After more than two years — and nearly 100 episodes — TechCrunch recently came to an end I found a podcastI learned a lot about how founders approach building their startups.
I’ve heard stories about how founders know when it’s time to scale from their core product, to how startups approach hiring, to what motivated entrepreneurs to make the leap in the first place, and everything in between.
Even though I’m not a founder, some of the lessons and tips I heard on the show stood out more than others. I’ve compiled a short, sweet list of the top five pieces of advice for founders I’ve heard on the show, both practical and philosophical.
Founders have to rely on what they’re not good at
While many founders talked about finding co-founders or hiring early hires who helped fill their experience or knowledge gaps, Riebling, co-founder and CEO Parker Conrad He believes founders should do the opposite.
Conrad called the practice of hiring people to fill roles that the founder isn’t good at, or doesn’t want to do, nonsense.
“You have to find the things you hate within the company, and you have to run toward them and bear to embrace them and care about them and focus on them, because those are the things that will probably kill you,” Conrad said. “These are the things that you might avoid because it’s uncomfortable to focus on. I’ve definitely seen that myself, and the things that you really hate are, like, this is where you should be spending all your time.”
Venture capitalists aren’t always right
While the right venture capitalist can provide invaluable insight and guidance to a startup, good VCs are hard to find, and even the best VCs don’t always give the best advice for every startup.
When Ashley Turner, Founder and CEO of FarmboxRxa direct-to-consumer produce box company aiming to help solve the food-confectionery problem, offered venture capital, and they asked it to turn into a meal kit company, the trend at the time. She’s glad she ignored the advice and got baptized instead.
“All the venture capitalists we talked to, any of them that were nice to us at the time wanted us to become a meal kit,” Turner said. “That wasn’t what our focus was. We didn’t want to jump on the meal kit bandwagon. Now, looking back, I’m really glad I never raised any capital and we haven’t raised any capital to this day.

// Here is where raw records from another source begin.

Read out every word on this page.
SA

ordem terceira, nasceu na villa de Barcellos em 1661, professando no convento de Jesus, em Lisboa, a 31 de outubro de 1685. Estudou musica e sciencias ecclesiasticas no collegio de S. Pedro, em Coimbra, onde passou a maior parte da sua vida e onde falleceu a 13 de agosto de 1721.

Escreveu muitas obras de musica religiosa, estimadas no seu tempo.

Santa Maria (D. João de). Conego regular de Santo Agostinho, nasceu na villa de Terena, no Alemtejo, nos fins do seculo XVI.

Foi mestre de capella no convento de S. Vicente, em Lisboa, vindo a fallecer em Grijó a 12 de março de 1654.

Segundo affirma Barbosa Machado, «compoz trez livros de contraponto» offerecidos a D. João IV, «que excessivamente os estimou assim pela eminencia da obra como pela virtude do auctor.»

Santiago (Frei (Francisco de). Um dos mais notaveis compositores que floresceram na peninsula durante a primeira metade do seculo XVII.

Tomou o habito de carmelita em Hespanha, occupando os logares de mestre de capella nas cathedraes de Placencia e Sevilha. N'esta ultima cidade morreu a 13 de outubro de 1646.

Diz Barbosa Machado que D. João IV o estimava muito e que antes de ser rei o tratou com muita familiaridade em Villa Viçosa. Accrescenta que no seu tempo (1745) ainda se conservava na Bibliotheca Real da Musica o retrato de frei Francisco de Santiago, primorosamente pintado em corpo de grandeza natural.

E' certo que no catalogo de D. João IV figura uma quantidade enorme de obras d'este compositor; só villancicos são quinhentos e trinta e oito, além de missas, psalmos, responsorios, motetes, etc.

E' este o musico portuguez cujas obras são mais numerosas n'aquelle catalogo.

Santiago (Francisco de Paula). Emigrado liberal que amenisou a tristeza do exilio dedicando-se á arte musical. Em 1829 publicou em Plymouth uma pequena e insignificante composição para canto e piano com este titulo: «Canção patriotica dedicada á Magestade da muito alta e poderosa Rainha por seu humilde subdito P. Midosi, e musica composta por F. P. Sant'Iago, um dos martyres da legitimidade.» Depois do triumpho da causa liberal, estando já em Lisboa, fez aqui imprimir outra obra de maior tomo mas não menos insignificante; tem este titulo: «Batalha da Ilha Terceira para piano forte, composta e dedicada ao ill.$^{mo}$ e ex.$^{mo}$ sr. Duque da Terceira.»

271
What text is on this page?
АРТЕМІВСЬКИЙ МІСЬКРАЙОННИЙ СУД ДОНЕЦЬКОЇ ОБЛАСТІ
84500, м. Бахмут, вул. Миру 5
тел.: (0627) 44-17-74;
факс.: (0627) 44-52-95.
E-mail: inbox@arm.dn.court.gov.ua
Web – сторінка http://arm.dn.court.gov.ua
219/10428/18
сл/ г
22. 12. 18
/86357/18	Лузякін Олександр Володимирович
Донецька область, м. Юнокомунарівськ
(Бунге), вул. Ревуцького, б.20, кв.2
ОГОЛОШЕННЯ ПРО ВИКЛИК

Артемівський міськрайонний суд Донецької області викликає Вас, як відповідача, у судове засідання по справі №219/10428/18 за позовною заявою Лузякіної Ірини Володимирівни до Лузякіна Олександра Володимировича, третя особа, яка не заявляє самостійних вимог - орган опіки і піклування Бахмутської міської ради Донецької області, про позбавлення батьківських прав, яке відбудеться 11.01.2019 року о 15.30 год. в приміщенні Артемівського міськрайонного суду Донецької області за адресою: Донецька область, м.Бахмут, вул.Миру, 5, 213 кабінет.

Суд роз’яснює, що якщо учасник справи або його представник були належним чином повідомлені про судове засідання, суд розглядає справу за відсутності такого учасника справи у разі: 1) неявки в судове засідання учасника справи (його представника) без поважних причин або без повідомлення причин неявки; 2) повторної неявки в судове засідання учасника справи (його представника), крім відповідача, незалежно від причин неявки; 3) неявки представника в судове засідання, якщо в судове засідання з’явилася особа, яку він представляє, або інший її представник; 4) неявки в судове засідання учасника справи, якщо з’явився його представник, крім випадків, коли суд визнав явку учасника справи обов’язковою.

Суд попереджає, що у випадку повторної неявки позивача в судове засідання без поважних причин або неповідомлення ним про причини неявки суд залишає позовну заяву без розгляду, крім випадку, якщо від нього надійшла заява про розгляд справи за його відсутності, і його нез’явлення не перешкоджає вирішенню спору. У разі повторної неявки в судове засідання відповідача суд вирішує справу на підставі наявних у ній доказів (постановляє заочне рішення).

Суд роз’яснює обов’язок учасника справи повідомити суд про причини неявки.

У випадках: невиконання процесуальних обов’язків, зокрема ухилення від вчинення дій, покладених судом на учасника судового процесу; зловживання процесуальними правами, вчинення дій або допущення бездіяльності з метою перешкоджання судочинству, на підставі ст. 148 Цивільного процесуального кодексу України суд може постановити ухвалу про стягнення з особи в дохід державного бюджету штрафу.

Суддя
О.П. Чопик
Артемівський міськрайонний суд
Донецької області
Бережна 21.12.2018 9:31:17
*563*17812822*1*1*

You know, most Meal kits are a slow death.
Instead, after just a few years, FarmboxRx was able to tie up with insurance companies and start sending boxes of its products as part of patients’ prescriptions, a revenue stream that Tyner said has been really profitable for the company.
It pays to not be the first
If you read a lot of PR pitches, as I do most days, the common denominator is that many companies like to tout that they were “first” in either a technological innovation or a new market. But is being first always the best thing?
Jordan Nathan, founder and CEO of non-toxic housewares company cuminI wouldn’t necessarily agree. Nathan told TechCrunch that when he was preparing to launch Caraway’s first line of non-toxic cookware, he wasn’t happy at first because it seemed like they would be the last to launch in an increasingly crowded category, but it worked out. Nathan said the launch allowed the company to finally find gaps in the market that were left open from what had already been released, and allowed Caraway to cater to those audiences directly.
“It helped us change our color palette, it helped us change our price point, and the pieces we put in the collection,” Nathan said. “And while a lot of those other brands did a lot of things right, we were able to carve out our space within the (direct-to-consumer) kitchen world that others weren’t playing.”
Companies should try to get to market immediately, regardless of their long-term goals
While some startups build software that can start acquiring customers and making money within a week, the same cannot be said for startups looking to introduce innovative deep tech companies or startups. But that doesn’t mean these deep tech companies have to wait years to make any money.
Joe Wolfel, Co-Founder and CEO Depth of terraina company looking to build autonomous drones to map the ocean floor, told Found that Terra Deep has been very intentional about establishing its revenue streams. While it still has a way to go before its drones roam the ocean floor, the company is looking to offer the same services to commercial and government customers in the meantime, whether manually or through a dashboard, because companies need information about the ocean floor now.
“One of the things you learn very quickly in combat is that you can’t direct something that’s not moving,” Wolfel said. “There’s no substitute for real-life learning, right? We eat our own dog food every day.”
We’ve heard different approaches to this same concept from Paul Hedrickfounder of the western clothing company Tecovas. Hedrick told Found that he knew he wanted Tecovas to be a direct-to-consumer brand, but he didn’t want to build a website and wait for sales to come in. For this reason, he started selling his shoes outside the country. He backs his car into farmers markets right away so he can get customer feedback and sales from the get-go.
Don’t forget to build a company around your product
When a startup is on its way to launch, founders focus on building a product and getting said product to market — as it should be. But founders must make sure they don’t forget to think about building the actual company around the product as well.
Gavin Ubertico-founder and CEO of chipmaker Etched, told Found that one of the company’s mishaps was that it didn’t think about setting up employee benefits until it was too late. Uberti said the company realized it had waited too long when one of its employees broke his leg before the company set up health insurance — a process that wasn’t quick to fix.
The Uberti story was a good reminder that when founders are trying to move fast and break things, it’s important for them to also take care of all the other elements needed to build a lasting company that takes care of its employees.